Logan raised his eyebrows. “Someone you don’t want to talk to?”
Andrew’s face did something weird. “It’s my aunt. She raised me.”
It hadn’t escaped Logan’s notice that it wasn’t a no.
None of your damn business, he told himself and returned his gaze to his food. He pretended to be engrossed in it as Andrew answered the phone.
“…no, Auntie, I swear I didn’t forget… I know I promised to visit you today, and I will, I promise… I had no idea you were expecting me this early—”
The woman on the other end of the line seemed to launch into a tirade. Andrew listened to it with a resigned, pinched look on his face, his shoulders growing tenser with every moment. He looked… small. Andrew wasn’t a small man, but right now “small” was a good word to describe him. He looked small. Like anything could break him. Or something already had.
Logan frowned.
“I’m sorry. I’ll be heading out right now,” Andrew said at last before ending the call.
He stared at his phone for a moment, a blank look on his face, before springing to his feet. “I have to go,” he said, without looking at Logan. “I promised my aunt that I’d visit her today, and apparently she’s been expecting me for hours.”
“You need a ride?” Logan said before he could stop himself.
Andrew’s brows furrowed. “Do you have a car? I thought you lived in New York?”
Logan looked away. “I drove here,” he said curtly. Andrew didn’t need to know that he couldn’t sleep after hearing his voice, thinking about him and obsessing. He hadn’t even noticed at first that he was driving toward Boston, and then it was too late to turn back. Or so he had told himself.
“Oh,” Andrew said. “Okay, then.”
“Go take a shower and get dressed.”
Andrew rolled his eyes with a long-suffering look. “Fuck you. I don’t need you to tell me what to do. I’m capable of functioning on my own, you know.”
“Are you?” Logan said quietly. “Are you okay, Drew?”
Andrew’s jaw clenched, something almost fragile in his eyes. He looked at Logan uncertainly and said nothing.
Logan’s hands twitched toward him, but his ill-advised urge to comfort was interrupted by the knock on the door. Good timing.
Logan went to open it and thanked the maid for bringing him some clothes. He dropped the towel and started dressing unhurriedly as Andrew disappeared into the ensuite.
He was checking his emails on his phone when Andrew finally emerged from the bathroom, already dressed. He went still, looking at Logan with a strange expression on his face.
“What?” Logan said.
Andrew shook his head, rubbing the back of his neck. “Nothing,” he said, his lips twisted into something that wasn’t quite a smile. “I’m still not used to you being all…”
“Dressed?” Logan said with a snort.
“Yeah,” Andrew said, laughing a little. “It’s really throwing me off.”
They left the room together.
Logan ignored the curious looks that followed them everywhere, forcing himself to relax. After the solitude of the island, he was still struggling to adjust to having so many people stare at him all the time. A sideways glance at Andrew confirmed that the other man was faring much worse: there was so much tension in the way Andrew was carrying himself it looked like he might snap any moment, his eyes darting around nervously.

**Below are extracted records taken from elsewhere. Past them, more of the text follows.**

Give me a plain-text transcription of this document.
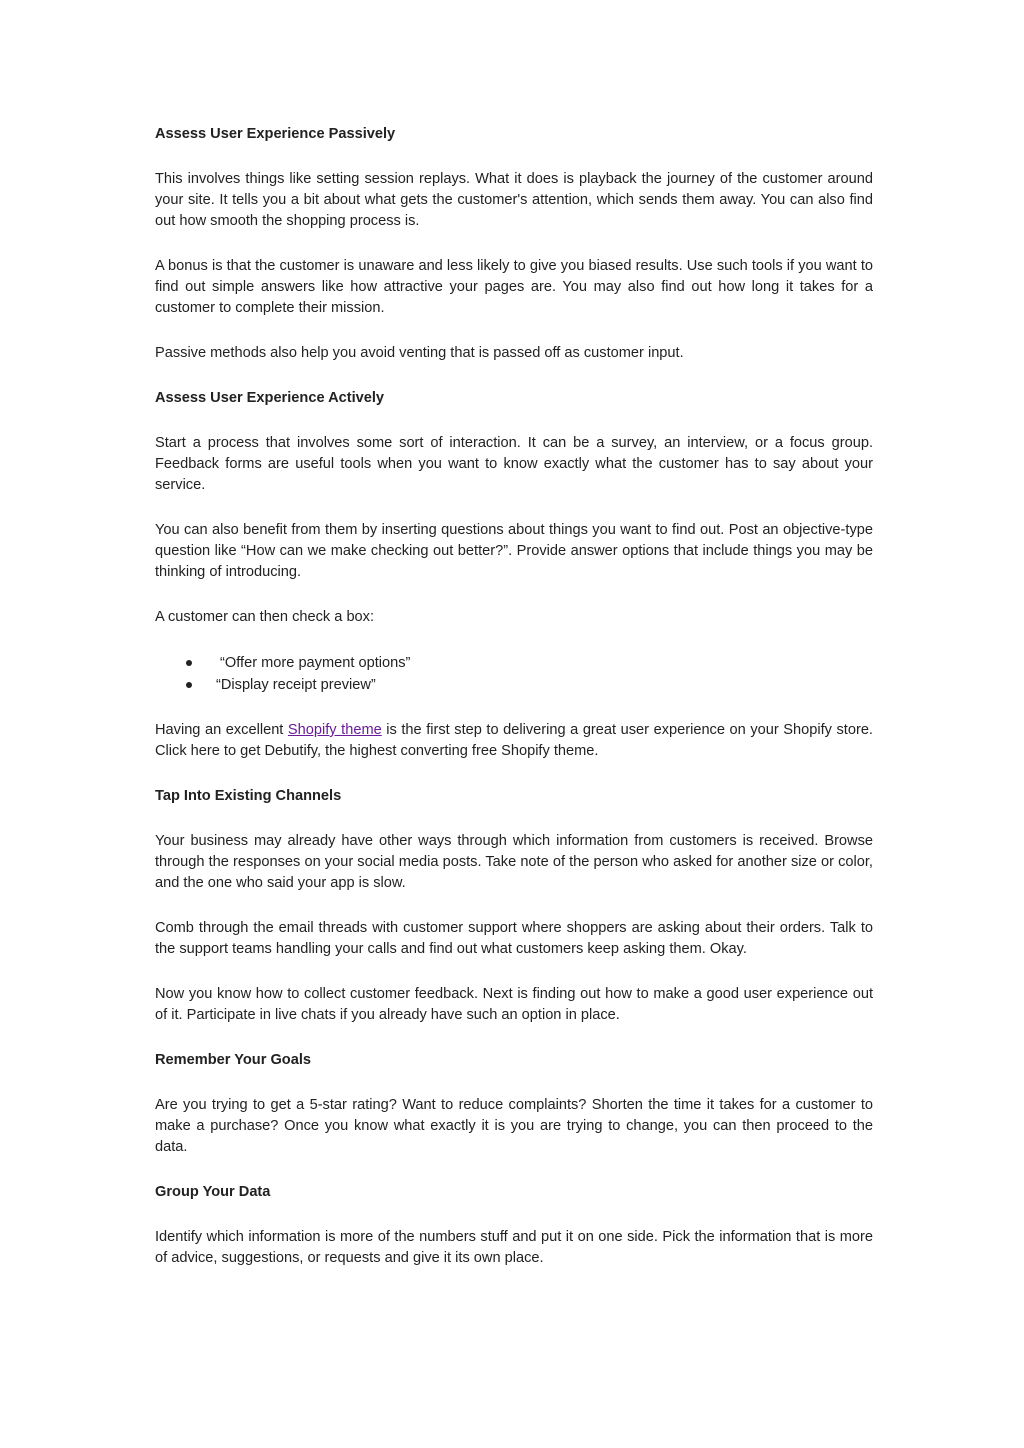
Assess User Experience Passively

This involves things like setting session replays. What it does is playback the journey of the customer around your site. It tells you a bit about what gets the customer's attention, which sends them away. You can also find out how smooth the shopping process is.

A bonus is that the customer is unaware and less likely to give you biased results. Use such tools if you want to find out simple answers like how attractive your pages are. You may also find out how long it takes for a customer to complete their mission.

Passive methods also help you avoid venting that is passed off as customer input.

Assess User Experience Actively

Start a process that involves some sort of interaction. It can be a survey, an interview, or a focus group. Feedback forms are useful tools when you want to know exactly what the customer has to say about your service.

You can also benefit from them by inserting questions about things you want to find out. Post an objective-type question like “How can we make checking out better?”. Provide answer options that include things you may be thinking of introducing.

A customer can then check a box:

“Offer more payment options”
“Display receipt preview”

Having an excellent Shopify theme is the first step to delivering a great user experience on your Shopify store. Click here to get Debutify, the highest converting free Shopify theme.

Tap Into Existing Channels

Your business may already have other ways through which information from customers is received. Browse through the responses on your social media posts. Take note of the person who asked for another size or color, and the one who said your app is slow.

Comb through the email threads with customer support where shoppers are asking about their orders. Talk to the support teams handling your calls and find out what customers keep asking them. Okay.

Now you know how to collect customer feedback. Next is finding out how to make a good user experience out of it. Participate in live chats if you already have such an option in place.

Remember Your Goals

Are you trying to get a 5-star rating? Want to reduce complaints? Shorten the time it takes for a customer to make a purchase? Once you know what exactly it is you are trying to change, you can then proceed to the data.

Group Your Data

Identify which information is more of the numbers stuff and put it on one side. Pick the information that is more of advice, suggestions, or requests and give it its own place.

Frowning, Logan laid a hand on Andrew’s back. He’d half-expected Andrew to jump away from him skittishly, but instead, some of the tension seemed to bleed out of Andrew’s body. Andrew moved closer to him, walking so close that their shoulders bumped.
Logan’s frown deepened. He glanced down at Andrew’s hand. His fingers were clenching and unclenching.
It was a relief to finally reach the car.
Andrew sagged back into the passenger seat, running a hand over his face with a sigh. “Fuck.”
Fuck indeed. Logan hadn’t thought it was this bad.
He started the car, considering how to broach the subject while Andrew was putting his aunt’s address into his GPS.
“All these people… it seems a little too much sometimes, doesn’t it?” he said at last.
“Don’t patronize me,” Andrew said without much heat in his voice.
“I’m not patronizing you. You think it’s easy for me?”
Andrew shot him a sour look, his full lips pursing.
Logan fixed his gaze on the road.
“You’re not a mess,” Andrew said. “Not like me.”
“I feel uncomfortable around people, too.”
“But it isn’t as hard for you,” Andrew stated.
“No, it isn’t.”
“Why?” Andrew said, his voice full of bewilderment and misery.
Logan had to choose his words carefully. “I’ve gotten the impression that you always relied on your wife to be a steady presence for you. Your rock. You relied on her support a lot. Is that correct?”
Andrew didn’t answer immediately.
“Maybe,” he said at last.
“And then on the island…” Logan trailed off, unsure how to put it in a way that wouldn’t offend him.
Andrew snorted. “I used you like my comfort blanket.”